One fourth grade class focused on “Kindness,” while the other found their inspiration down the road at the “Four Corners Store,” complete with a line about shop dog Odie
Every year, the Four Corners PTA funds a weeklong artist in residence program. The school has welcomed puppeteers, an author, a stamp artist and more.
“It turns out to be amazing every time,” said family engagement coordinator Ellen Chicka. “We’ve never been disappointed.”
She called Maguire, who came to the school through the
nonprofit education organization COMPAS
, “fantastic.”
“He’s so engaging and really willing to work with the kids and, I mean, it’s been really enjoyable,” Chicka said.
Maguire, who graduated from Northland College in Ashland and currently lives in the Twin Cities, was just as impressed with Four Corners.
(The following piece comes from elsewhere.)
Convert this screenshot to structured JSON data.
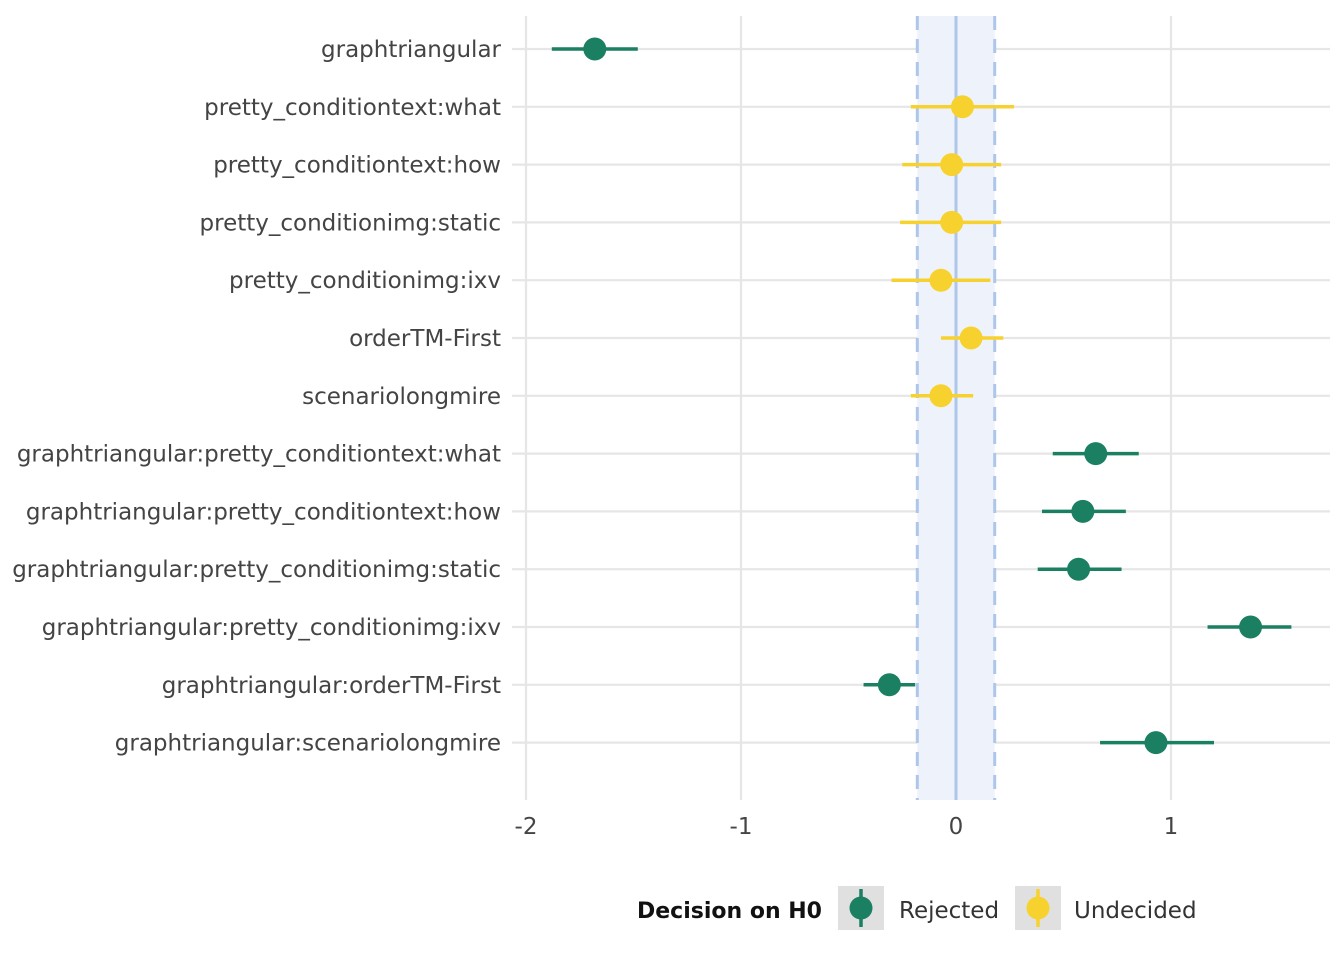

“Coming from the cities, to have a school that has their own maple trees — their own sugar bush as Ms. Moon said — plus their own place to cook it … that’s pretty incredible to see. Not to mention the 55 acres of trails that they have here, too. I mean, man oh man, sign me up,” said Maguire, who spent some of his down time “trout typing” with a manual typewriter in addition to a fly fishing rod on the Brule River.
“At least I can take something home. I can take a little poem or a little thought, and that’s actually more than the average fly fisherman really, sometimes,” Maguire said.
Teachers brainstormed with students ahead of time to get ideas for what they wanted to write about. Then they worked with the musician to come up with the lyrics and craft the original songs.
“They learn how to put a song together,” said Maguire, who performed on “A Prairie Home Companion” for nine years. “And they realize that songwriting is real work. It’s a lot of fun, too, but these songs just don’t drop out of the sky.”
It’s a group project that involves research and finding the right words.
“I didn’t think when I first started doing this years ago that you could actually write songs out in the open like this. I’ve learned how to do it, and I’ve learned how to do it by saying every idea is good, but some fit a little better than others,” Maguire said.
On average, the musician visits four to six schools a year. He said he has given out jaw harps to at least 12,000 children.
The gift of music had an impact on the young songwriters. Chicka said many students have told her they asked for a harmonica for Christmas.
“I know we did a great thing when I hear that,” she said.